The Monetary Board of the Central Bank has decided to further reduce its key policy interest rates by 25 basis points (bps) in a bid to cushion the impact of COVID-19 on the island nation’s economy.
The Monetary Board took this decision in an emergency meeting convened today its second such meeting since March 16, when the policy rates were cut by 25 basis points. So far this year, policy rates have been slashed by 100 basis points. The next and the third monetary policy meeting for the year was due on April 09 but the Central Bank said there would not be any policy announcement on the 09th.
“However, the Monetary Board may review the monetary policy stance of the Central Bank and make necessary changes as and when required in consideration of economic and market developments,” the Central Bank said.
Since March 16 the Central Bank announced a slew of measures to support the economy by way of lower borrowing rates and liquidity support to prevent businesses and the individuals from defaulting their loans.
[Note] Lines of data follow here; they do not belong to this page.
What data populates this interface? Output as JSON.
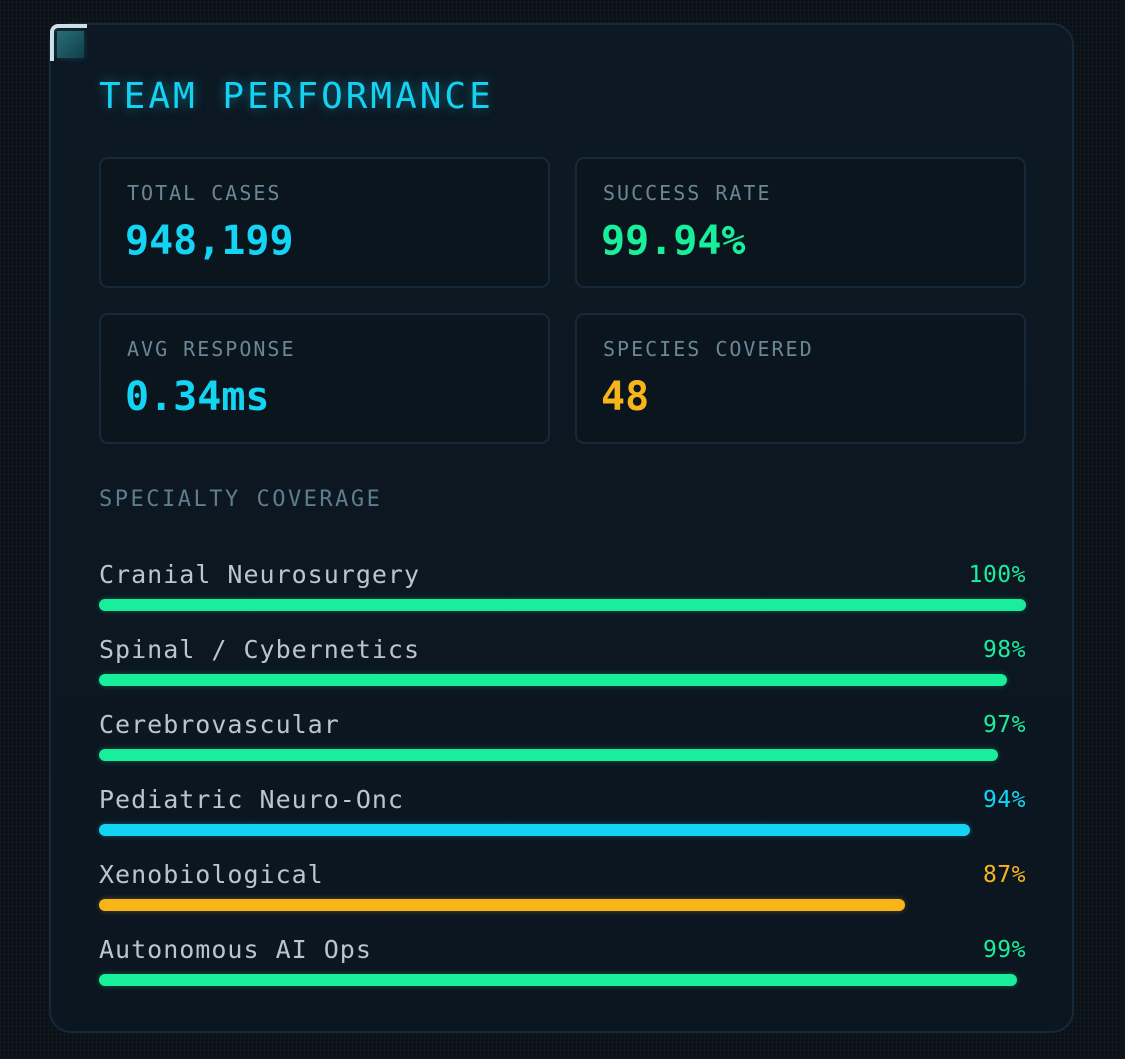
{
  "panel": {
    "title": "TEAM PERFORMANCE"
  },
  "stats": [
    {
      "label": "TOTAL CASES",
      "value": "948,199",
      "color": "#14d4f4"
    },
    {
      "label": "SUCCESS RATE",
      "value": "99.94%",
      "color": "#19ef9a"
    },
    {
      "label": "AVG RESPONSE",
      "value": "0.34ms",
      "color": "#14d4f4"
    },
    {
      "label": "SPECIES COVERED",
      "value": "48",
      "color": "#f7b51a"
    }
  ],
  "coverage": {
    "label": "SPECIALTY COVERAGE",
    "items": [
      {
        "name": "Cranial Neurosurgery",
        "pct_label": "100%",
        "value": 100,
        "color": "#19ef9a"
      },
      {
        "name": "Spinal / Cybernetics",
        "pct_label": "98%",
        "value": 98,
        "color": "#19ef9a"
      },
      {
        "name": "Cerebrovascular",
        "pct_label": "97%",
        "value": 97,
        "color": "#19ef9a"
      },
      {
        "name": "Pediatric Neuro-Onc",
        "pct_label": "94%",
        "value": 94,
        "color": "#14d4f4"
      },
      {
        "name": "Xenobiological",
        "pct_label": "87%",
        "value": 87,
        "color": "#f7b51a"
      },
      {
        "name": "Autonomous AI Ops",
        "pct_label": "99%",
        "value": 99,
        "color": "#19ef9a"
      }
    ]
  }
}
After yesterday’s decision, the Standing Deposit Facility Rate or the rate at which the Central Bank absorbs excess liquidity from the banking system was brought to 6.00 percent while the Standing Lending Facility Rate or the rate at which the Central Bank infuses liquidity into the banking system was reduced to 7.00 percent.
“This decision will complement the measures taken thus far to ease market conditions, and enable the domestic financial market to provide further relief to businesses and individuals affected by the outbreak of the COVID-19 pandemic and restrictions placed to contain its spread within the country,” the Central Bank added.